A hernia is an out pouching (turning or bulging out) of tissue through a space which it is not intended to pass through. As a result, the trapped tissue often becomes painful. Common examples of hernias include a herniated disk or the classic “hernia” (in medical terms, an inguinal hernia).
In a herniated disk, the tough outer layer (annulus fibrosis) of an intervertebral disk (the cushion between the vertebral bones forming the spinal column) tears and allows the inner, jelly-like nucleus pulposis to slip - or herniate - through the tear. In an inguinal hernia, a small weakening of the inner abdominal wall allows the bowel to slip through during times when the pressure within the abdomen increases, such as heavy lifting, coughing, or straining.
A sports hernia, however, is not a “true” hernia; that is, there is no abnormal out pouching of bowel or any other tissue associated with this disease. Rather, a sports hernia or “athletic pubalgia,” as it is also called, is a tearing of the tissue that forms the inner part of the abdominal wall and inserts into the pubic bone.
The diagnosis of sports hernia is difficult, and symptoms often overlap with those seen in an inguinal hernia. The chief complaint for both entities is groin pain, which is often chronic (present for several weeks) and worsens with strenuous activity. The typical patient with a sports hernia has pain that is minimal at rest and at the beginning of the game but increases steadily throughout the game. Often, the pain prevents full strides over the last 20 minutes of the game.
The key to differentiating an inguinal hernia from a sports hernia is physical examination. While probing of the area next to the pubic bone can cause pain for those with either disorder, only in patients with an inguinal hernia will the examiner feel the herniated bowel, which can be maximized by having the patient cough. Usually, those with a sports hernia will have increased groin pain while doing sit-ups, particularly sit-ups with resistance.
“Sports hernia” remains a clinical diagnosis. In other words, no imaging study, like X-ray, CT scan, and MRI, can be used to reliably diagnose a sports hernia. These studies are useful, however, in excluding or diagnosing other disorders, such as hip labral tears, that can commonly be confused with sports hernia.
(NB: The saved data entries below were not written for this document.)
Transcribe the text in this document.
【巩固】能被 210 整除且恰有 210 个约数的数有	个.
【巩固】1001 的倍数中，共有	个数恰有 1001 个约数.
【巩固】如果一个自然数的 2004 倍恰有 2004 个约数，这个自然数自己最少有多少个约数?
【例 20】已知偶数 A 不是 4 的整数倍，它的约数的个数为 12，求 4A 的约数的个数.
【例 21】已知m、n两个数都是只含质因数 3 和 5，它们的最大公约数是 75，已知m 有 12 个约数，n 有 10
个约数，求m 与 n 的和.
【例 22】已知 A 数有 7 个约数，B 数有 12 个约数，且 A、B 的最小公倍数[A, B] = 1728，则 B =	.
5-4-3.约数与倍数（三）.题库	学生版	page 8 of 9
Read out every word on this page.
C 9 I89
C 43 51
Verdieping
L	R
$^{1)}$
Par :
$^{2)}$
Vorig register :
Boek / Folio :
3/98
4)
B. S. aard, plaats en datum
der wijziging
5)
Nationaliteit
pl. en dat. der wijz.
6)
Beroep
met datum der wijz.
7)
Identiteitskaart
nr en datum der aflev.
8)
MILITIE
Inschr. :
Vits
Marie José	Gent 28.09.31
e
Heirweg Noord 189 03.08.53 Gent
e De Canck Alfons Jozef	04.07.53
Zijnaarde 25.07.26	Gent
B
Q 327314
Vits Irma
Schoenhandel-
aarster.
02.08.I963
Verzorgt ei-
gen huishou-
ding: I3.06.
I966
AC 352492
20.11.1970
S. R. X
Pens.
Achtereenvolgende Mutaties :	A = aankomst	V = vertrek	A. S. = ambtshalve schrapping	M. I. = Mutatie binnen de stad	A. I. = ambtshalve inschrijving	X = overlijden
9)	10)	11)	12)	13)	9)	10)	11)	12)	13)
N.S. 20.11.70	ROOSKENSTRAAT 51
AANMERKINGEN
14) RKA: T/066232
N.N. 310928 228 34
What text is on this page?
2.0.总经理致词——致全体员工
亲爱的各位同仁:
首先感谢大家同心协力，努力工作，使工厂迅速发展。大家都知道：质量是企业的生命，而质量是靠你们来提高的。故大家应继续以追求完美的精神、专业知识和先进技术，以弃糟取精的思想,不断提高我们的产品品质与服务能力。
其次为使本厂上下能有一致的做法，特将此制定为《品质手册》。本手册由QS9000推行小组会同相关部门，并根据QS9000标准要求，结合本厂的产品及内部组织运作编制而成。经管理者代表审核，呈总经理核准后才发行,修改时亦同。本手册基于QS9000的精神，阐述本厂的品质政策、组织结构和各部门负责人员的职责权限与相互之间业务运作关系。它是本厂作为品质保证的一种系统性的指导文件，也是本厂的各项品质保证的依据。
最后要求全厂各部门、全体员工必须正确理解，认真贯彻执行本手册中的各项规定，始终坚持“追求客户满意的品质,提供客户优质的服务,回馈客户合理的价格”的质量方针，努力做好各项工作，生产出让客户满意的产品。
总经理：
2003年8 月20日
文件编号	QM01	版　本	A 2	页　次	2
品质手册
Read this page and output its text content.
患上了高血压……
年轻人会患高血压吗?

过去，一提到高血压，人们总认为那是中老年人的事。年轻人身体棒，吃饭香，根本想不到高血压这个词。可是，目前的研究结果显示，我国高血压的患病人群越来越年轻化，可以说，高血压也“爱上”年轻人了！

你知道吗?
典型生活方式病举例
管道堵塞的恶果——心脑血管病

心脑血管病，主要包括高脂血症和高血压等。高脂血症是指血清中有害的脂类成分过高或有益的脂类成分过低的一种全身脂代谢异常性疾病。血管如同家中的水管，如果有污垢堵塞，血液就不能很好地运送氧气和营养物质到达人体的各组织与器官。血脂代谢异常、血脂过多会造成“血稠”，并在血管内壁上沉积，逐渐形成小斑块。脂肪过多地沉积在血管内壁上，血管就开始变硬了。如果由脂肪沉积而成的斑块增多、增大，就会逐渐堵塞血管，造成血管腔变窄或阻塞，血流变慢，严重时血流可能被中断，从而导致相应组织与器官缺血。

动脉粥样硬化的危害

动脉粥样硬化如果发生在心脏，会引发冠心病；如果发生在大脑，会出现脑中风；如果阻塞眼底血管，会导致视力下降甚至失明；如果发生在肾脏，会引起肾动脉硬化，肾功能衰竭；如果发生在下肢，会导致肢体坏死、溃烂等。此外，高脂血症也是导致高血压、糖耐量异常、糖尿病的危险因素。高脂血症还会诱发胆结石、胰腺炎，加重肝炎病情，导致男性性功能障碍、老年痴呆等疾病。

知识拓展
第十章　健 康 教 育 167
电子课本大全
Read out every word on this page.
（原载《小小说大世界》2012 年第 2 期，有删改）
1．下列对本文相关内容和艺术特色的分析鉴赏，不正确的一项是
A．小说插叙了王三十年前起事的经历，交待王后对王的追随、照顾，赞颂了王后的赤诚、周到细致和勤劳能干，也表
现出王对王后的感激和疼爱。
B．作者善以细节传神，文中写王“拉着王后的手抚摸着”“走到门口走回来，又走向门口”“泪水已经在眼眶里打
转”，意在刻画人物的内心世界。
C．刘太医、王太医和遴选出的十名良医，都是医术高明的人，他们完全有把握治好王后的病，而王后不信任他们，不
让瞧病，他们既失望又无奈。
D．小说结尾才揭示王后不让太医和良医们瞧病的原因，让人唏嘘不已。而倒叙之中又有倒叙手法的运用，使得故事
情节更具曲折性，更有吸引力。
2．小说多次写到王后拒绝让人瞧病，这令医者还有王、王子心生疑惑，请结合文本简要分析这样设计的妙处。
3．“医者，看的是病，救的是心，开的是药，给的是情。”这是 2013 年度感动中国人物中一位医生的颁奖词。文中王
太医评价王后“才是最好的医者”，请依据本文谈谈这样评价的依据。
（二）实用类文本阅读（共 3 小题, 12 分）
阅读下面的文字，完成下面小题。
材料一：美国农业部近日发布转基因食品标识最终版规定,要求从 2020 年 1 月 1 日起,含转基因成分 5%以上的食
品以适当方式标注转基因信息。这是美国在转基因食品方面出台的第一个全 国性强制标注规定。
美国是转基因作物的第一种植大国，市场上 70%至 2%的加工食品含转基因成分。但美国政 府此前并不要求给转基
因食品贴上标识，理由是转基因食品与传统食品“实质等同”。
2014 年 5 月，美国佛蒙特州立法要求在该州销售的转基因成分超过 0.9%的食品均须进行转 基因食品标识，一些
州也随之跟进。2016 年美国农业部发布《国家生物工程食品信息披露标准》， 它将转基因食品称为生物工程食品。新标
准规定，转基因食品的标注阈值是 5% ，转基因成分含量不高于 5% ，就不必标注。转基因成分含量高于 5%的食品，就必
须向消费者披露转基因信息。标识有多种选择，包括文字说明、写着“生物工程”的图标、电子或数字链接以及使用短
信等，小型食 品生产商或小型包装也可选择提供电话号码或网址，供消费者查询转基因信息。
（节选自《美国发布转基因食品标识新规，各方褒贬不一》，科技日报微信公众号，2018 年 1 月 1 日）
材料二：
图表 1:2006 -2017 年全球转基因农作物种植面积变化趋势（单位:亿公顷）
The pubic bone is the anchor point for several strong muscles, including the abdominal muscles and the adductor muscles. The adductor muscles - a group of muscles of the inner thigh - are important during cutting (quick directional shifting) activities and are injured during “groin strains” or “groin pulls.”
In sports, such as soccer, where frequent cutting is required, the adductor muscles become extremely well-developed. In sports hernias, an imbalance occurs between the adductor muscles and the abdominal muscles; the stronger adductor muscles pull the pubic bone downward, thus stretching and eventually tearing the abdominal muscles.
Initial treatment of sports hernias should include rest from sporting activities, anti-inflammatory medication to diminish pain, and physical therapy to restore balance of the core muscles. Unfortunately, sports hernias often do not resolve with non-operative measures and usually surgery is necessary for alleviation of symptoms and return to play.
Surgery should be considered for those who have tried rest and therapy for up to three months. The surgical procedure, which is often done through a fiber optic scope, involves a combination of (1) a repair of the abdominal wall injury, with or without a synthetic mesh for reinforcement, and (2) cutting a portion of the adductor attachment to make it weaker. Most athletes can return to play within months of surgery, depending on the extent of the tear and method of repair.